When it is not an empty endpoint list, walk the path from the top and isolate the failing layer with port-forward, which lets you skip layers deliberately:

  1. Is the app itself even serving? Bypass Kubernetes networking entirely and forward straight to a pod. If this fails, it is not a networking problem, it is the app or its port.

    kubectl port-forward pod/<pod-name> 8080:8080
    curl localhost:8080/healthz
    
  2. Does the Service route to the pod? Forward to the Service instead of the pod. If step 1 worked but this does not, the break is in the Service layer - re-check endpoints and selector as above.

    kubectl port-forward svc/web 8080:80
    curl localhost:8080/healthz
    
  3. Does DNS resolve? From inside another pod, check that the name resolves to the Service's ClusterIP. If resolution fails or returns the wrong IP, it is a DNS problem (wrong namespace, CoreDNS unhealthy, or a NetworkPolicy blocking port 53), not a routing problem.

    kubectl run tmp --rm -it --image=nicolaka/netshoot -- /bin/bash
    # then inside:
    nslookup web.shop.svc.cluster.local
    curl http://web.shop.svc.cluster.local/healthz
    
  4. Is a NetworkPolicy blocking it? If DNS resolves and the pod is healthy but the connection still fails from a specific source pod, suspect policy.
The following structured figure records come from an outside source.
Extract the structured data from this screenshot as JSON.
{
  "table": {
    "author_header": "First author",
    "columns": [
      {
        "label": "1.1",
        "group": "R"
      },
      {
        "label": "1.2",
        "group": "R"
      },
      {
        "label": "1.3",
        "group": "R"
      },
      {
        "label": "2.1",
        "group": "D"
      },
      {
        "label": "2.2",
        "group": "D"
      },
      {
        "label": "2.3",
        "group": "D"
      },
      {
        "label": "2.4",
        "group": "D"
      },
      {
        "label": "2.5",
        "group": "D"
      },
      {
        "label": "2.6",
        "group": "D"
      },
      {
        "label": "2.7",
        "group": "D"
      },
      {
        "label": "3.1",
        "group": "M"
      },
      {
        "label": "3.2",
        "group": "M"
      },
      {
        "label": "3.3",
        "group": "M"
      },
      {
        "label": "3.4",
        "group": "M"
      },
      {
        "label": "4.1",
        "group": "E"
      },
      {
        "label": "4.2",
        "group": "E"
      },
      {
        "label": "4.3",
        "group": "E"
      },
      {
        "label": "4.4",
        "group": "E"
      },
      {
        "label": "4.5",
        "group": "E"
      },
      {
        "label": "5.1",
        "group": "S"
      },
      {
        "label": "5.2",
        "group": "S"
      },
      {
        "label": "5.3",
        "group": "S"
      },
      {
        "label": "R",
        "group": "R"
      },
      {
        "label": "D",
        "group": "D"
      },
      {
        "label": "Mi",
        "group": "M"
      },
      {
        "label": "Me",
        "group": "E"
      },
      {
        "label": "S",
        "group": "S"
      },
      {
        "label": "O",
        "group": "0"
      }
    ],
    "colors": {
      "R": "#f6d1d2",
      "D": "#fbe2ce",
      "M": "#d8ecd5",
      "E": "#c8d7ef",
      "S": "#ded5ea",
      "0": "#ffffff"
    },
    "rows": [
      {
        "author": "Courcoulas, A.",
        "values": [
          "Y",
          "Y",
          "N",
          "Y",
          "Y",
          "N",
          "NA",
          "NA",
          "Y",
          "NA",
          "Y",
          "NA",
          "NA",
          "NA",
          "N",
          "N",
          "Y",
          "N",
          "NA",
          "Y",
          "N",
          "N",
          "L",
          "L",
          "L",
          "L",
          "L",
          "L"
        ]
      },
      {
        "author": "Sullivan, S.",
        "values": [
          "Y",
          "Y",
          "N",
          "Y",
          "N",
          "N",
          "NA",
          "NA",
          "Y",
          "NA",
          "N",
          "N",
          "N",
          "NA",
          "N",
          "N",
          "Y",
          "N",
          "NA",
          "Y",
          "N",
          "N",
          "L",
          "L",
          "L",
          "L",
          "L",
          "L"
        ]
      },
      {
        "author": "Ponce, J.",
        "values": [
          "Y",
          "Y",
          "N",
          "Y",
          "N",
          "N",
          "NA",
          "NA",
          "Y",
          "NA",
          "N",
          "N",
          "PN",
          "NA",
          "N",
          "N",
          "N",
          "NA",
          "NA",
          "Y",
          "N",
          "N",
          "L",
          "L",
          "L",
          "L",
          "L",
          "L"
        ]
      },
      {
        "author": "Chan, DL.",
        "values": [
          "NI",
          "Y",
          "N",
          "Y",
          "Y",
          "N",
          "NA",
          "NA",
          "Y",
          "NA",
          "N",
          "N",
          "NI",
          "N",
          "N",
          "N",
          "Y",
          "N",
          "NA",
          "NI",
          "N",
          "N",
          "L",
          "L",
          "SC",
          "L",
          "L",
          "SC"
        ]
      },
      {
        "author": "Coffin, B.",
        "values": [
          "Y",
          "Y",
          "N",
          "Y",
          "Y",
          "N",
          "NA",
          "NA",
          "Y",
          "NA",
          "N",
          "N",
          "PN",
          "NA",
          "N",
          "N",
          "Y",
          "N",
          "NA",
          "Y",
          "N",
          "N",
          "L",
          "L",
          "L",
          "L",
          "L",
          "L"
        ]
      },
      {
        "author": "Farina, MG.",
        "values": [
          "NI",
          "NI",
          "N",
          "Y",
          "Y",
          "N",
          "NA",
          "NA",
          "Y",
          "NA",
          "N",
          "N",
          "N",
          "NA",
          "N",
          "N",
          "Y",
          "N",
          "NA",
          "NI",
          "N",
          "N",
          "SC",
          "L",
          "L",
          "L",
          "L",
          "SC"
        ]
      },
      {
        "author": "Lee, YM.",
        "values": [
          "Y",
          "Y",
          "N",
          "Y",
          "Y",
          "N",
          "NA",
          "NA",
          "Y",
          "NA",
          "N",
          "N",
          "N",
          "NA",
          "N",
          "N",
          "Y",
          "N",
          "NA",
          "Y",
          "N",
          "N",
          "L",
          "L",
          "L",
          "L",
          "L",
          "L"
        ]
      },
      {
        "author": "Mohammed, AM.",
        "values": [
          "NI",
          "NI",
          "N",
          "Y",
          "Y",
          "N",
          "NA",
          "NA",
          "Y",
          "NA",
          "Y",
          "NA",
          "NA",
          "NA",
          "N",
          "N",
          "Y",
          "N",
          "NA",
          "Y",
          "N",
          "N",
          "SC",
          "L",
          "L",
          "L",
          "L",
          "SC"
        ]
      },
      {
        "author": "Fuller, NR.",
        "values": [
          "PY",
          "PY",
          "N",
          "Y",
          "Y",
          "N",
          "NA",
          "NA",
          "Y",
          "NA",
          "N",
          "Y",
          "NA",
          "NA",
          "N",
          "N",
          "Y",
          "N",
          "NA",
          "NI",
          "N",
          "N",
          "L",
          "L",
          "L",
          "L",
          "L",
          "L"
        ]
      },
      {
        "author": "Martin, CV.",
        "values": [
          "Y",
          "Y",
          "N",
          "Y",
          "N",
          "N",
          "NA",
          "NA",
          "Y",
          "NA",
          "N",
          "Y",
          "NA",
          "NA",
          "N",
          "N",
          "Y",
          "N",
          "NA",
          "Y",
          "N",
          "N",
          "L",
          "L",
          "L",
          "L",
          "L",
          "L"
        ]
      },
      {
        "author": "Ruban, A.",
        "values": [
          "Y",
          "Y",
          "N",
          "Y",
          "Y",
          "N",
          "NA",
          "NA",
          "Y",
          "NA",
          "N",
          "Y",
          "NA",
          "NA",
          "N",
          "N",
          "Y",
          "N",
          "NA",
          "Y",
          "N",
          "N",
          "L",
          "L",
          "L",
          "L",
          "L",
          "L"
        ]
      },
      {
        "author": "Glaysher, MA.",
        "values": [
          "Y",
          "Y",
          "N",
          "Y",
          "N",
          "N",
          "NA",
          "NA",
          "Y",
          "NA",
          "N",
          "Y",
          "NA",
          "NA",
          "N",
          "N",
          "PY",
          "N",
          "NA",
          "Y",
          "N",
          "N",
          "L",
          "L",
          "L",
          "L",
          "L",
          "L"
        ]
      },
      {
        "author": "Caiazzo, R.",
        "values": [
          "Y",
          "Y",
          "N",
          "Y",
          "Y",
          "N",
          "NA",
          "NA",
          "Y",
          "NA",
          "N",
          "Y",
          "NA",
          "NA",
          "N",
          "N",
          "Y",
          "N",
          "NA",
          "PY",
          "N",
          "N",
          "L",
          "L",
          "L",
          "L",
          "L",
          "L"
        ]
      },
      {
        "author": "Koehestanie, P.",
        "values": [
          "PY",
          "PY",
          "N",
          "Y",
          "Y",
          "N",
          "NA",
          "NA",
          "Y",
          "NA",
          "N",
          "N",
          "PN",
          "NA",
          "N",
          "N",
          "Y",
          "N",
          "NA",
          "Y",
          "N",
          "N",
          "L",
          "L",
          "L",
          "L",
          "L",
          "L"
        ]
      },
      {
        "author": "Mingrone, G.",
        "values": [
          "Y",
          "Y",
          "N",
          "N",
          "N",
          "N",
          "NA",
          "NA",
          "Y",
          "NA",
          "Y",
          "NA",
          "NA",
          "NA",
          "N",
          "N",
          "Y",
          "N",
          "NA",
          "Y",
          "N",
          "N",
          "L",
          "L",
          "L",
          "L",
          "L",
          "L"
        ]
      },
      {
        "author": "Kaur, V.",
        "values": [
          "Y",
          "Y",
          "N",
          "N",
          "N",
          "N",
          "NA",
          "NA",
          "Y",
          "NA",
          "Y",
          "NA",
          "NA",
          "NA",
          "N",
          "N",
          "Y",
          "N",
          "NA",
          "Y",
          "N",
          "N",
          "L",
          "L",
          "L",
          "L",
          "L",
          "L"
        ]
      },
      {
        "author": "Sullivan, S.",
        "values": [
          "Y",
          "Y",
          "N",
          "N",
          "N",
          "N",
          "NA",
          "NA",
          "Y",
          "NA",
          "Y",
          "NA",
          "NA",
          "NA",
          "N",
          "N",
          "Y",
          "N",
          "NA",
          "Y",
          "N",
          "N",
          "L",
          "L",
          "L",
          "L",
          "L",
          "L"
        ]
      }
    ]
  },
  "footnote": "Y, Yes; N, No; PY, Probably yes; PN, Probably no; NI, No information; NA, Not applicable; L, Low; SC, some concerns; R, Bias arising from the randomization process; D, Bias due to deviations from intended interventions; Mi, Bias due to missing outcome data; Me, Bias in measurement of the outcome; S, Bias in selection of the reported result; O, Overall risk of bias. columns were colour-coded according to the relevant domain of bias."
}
List policies touching the target and check whether the source pod is actually allowed.

    kubectl get networkpolicy -n shop
    kubectl describe networkpolicy <name> -n shop
    
  5. Is it the edge (Ingress/Gateway)? If in-cluster access works (steps 1-3 pass) but external access does not, the problem is the Ingress or Gateway layer: check the controller pod's logs, confirm the ingressClassName matches an installed controller, and verify the TLS Secret exists.

    kubectl describe ingress store
    kubectl logs -n ingress-nginx deploy/ingress-nginx-controller
    

The nicolaka/netshoot image in step 3 is worth committing to memory - it is a throwaway pod packed with dig, curl, nslookup, tcpdump, and every other network tool, so you can test from inside the cluster's network exactly as a real client pod would.

The whole method is one habit: do not debate which layer is broken, test them from the top and let one fail. Endpoints empty -> selector/readiness. Pod-forward works but Service-forward does not -> Service/kube-proxy. Name will not resolve -> DNS. Everything resolves but one source is refused -> NetworkPolicy. In-cluster fine but outside broken -> Ingress/Gateway. Each layer has one command that proves or clears it, and the packet only travels one path.

If you want to pressure-test this on a realistic, nasty version of the problem, the intermittent Service DNS challenge drops you into exactly the kind of "it works most of the time" networking failure where the layered method earns its keep.

The shape of it

A request reaches your pod by descending a stack of layers, and every Kubernetes networking object is one of those layers. The flat pod network gives every pod an IP but makes those IPs disposable, so a Service puts a stable virtual IP in front, tracking the live pods through its selector and the resulting EndpointSlices, with kube-proxy programming iptables or IPVS on every node to rewrite ClusterIP traffic to a real pod. Cluster DNS turns names into those ClusterIPs on the predictable service.namespace.svc.cluster.local pattern, or hands back raw pod IPs when the Service is headless. At the edge, Ingress or the Gateway API give you one L7 entry point that fans HTTP traffic out to many Services and terminates TLS, instead of a load balancer per service. NetworkPolicies close the default-open network back down to an allow-list. And when any of it breaks, the move is never to guess: test the layers top-down - endpoints, pod-forward, service-forward, DNS, policy, edge - and let exactly one of them fail.